In 1986 UCD won its fourth dedicated — and first frozen food — distribution contract, awarded by Tesco for a 22,400m3 cold store depot in Manchester, which delivers to over 100 stores in the North and, via UCD's Broxburn common-user depot, in Scotland. In a three-month period during 1987 four new major contracts with supermarket chains were won, all of which are now operational.

It was UCD's ability to "plug into" an existing computerised ordering and stock control system which also found favour with Wm Morrison (Supermarkets).

Stock replenishment orders placed on UCD's Ossett depot near Wakefield, for daily delivery to Morrison's 38 retail outlets, are determined by Morrison's own computer system. The 46 Morrison suppliers, including the company's own packing company, Farmers Boy, bring the products in bulk to Ossett, where they are checked, picked and loaded during the evening, for delivery in three "waves" — to quote UCD regional manager James Mounty — as scheduled departure times through the night.

All the Morrison deliveries are made between midnight and 6am, so UCD is able to double-shift those vehicles during the day they are used for Ossett's common-user deliveries.

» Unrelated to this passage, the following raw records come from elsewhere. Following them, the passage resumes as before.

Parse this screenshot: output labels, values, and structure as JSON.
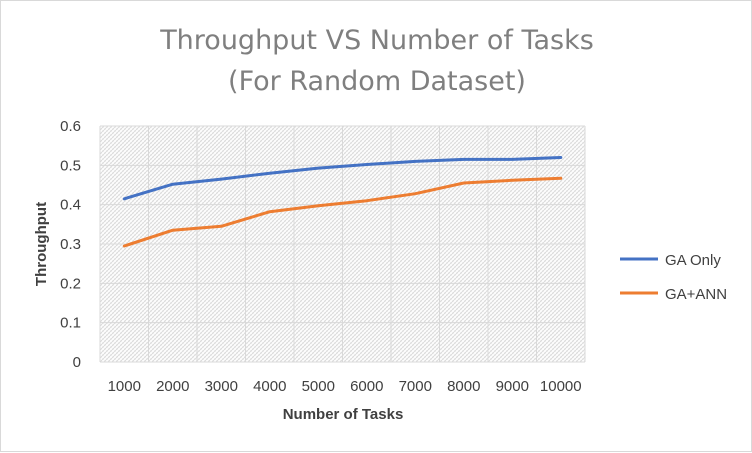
{
  "chart_data": {
    "type": "line",
    "title_lines": [
      "Throughput VS Number of Tasks",
      "(For Random Dataset)"
    ],
    "xlabel": "Number of Tasks",
    "ylabel": "Throughput",
    "categories": [
      "1000",
      "2000",
      "3000",
      "4000",
      "5000",
      "6000",
      "7000",
      "8000",
      "9000",
      "10000"
    ],
    "y_ticks": [
      "0",
      "0.1",
      "0.2",
      "0.3",
      "0.4",
      "0.5",
      "0.6"
    ],
    "ylim": [
      0,
      0.6
    ],
    "grid": true,
    "legend_position": "right",
    "series": [
      {
        "name": "GA Only",
        "color": "#4472c4",
        "values": [
          0.415,
          0.452,
          0.465,
          0.48,
          0.493,
          0.502,
          0.51,
          0.515,
          0.515,
          0.52
        ]
      },
      {
        "name": "GA+ANN",
        "color": "#ed7d31",
        "values": [
          0.295,
          0.335,
          0.345,
          0.382,
          0.397,
          0.41,
          0.428,
          0.455,
          0.462,
          0.467
        ]
      }
    ]
  }
}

Following Tesco's acquisition of the Hillards chain, UCD's frozen food contract with Tesco has been extended. A new 22,650m3 cold store has been commissioned at Warrington, to augment the unit at Manchester. Over 130 Tesco outlets are now being served by UCD from the depots at Manchester and Warrington.

Another UCD contract linked to a supermarket acquisition is with the Dee Corporation's Gateway stores in Scotland and the North of England, including former Fine Fare outlets. UCD's 2,000m2 depot at Broxburn has been reorganised

to cope with the Gateway business, which has almost doubled its throughput of chilled products.

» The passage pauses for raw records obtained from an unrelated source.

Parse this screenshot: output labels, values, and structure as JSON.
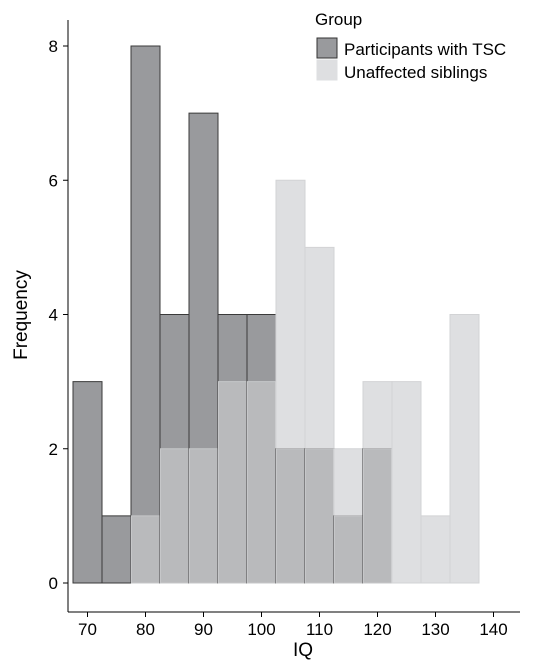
{
  "chart_data": {
    "type": "bar",
    "title": "",
    "xlabel": "IQ",
    "ylabel": "Frequency",
    "xlim": [
      65,
      140
    ],
    "ylim": [
      0,
      8
    ],
    "xticks": [
      70,
      80,
      90,
      100,
      110,
      120,
      130,
      140
    ],
    "yticks": [
      0,
      2,
      4,
      6,
      8
    ],
    "bin_width": 5,
    "bin_centers": [
      70,
      75,
      80,
      85,
      90,
      95,
      100,
      105,
      110,
      115,
      120,
      125,
      130,
      135
    ],
    "legend_title": "Group",
    "legend_position": "top-right",
    "grid": false,
    "series": [
      {
        "name": "Participants with TSC",
        "color": "#999a9d",
        "values": [
          3,
          1,
          8,
          4,
          7,
          4,
          4,
          2,
          2,
          1,
          2,
          0,
          0,
          0
        ]
      },
      {
        "name": "Unaffected siblings",
        "color": "#dedfe1",
        "values": [
          0,
          0,
          1,
          2,
          2,
          3,
          3,
          6,
          5,
          2,
          3,
          3,
          1,
          4
        ]
      }
    ],
    "overlap_color": "#b9babc"
  }
}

In the Midlands UCD has taken over part of a former Christian Salvesen chilled store at Atherstone to handle specialist chilled products and flowers for the Safeway supermarket chain, which is now part of the Argyll group.

Atherstone supplies products for Safeway nationwide. They are delivered direct, or tntnked to one of three dedicated depots operated by UCD for Argyll at Exeter, Chadwell Heath (Essex) and Birtley (Tyneside). Atherstone is handling over 110,000 cases a week for Safeway, with the prospect of a significant increase to come. Dedicated UCD vehicles service the contract.

DEDICATED DISTRIBUTION

Looking ahead, the third-party dedicated distribution concept looks certain to be extended further to cover more than one temperature discipline, says Burbage, through the development of "combi" depots. Such facilities, occupying 6-8ha sites with up to 30,0000 of cold-store floor space, would stock and distribute a combination of products: chilled, frozen, ambient, non-foods and possibly even wines and spirits.

Multi-compartment vehicles, probably with movable partitions catering for percentage variations in consignment mix, will be required for the full potential of combi depots to be realised.

Such is the vigorous pace of development in grocery retailing and distribution — spurred on by contract specialists like UCD — that Burbage predicts that up to 40 combi depots are likely to be given the go-ahead in the UK in the next three to four years.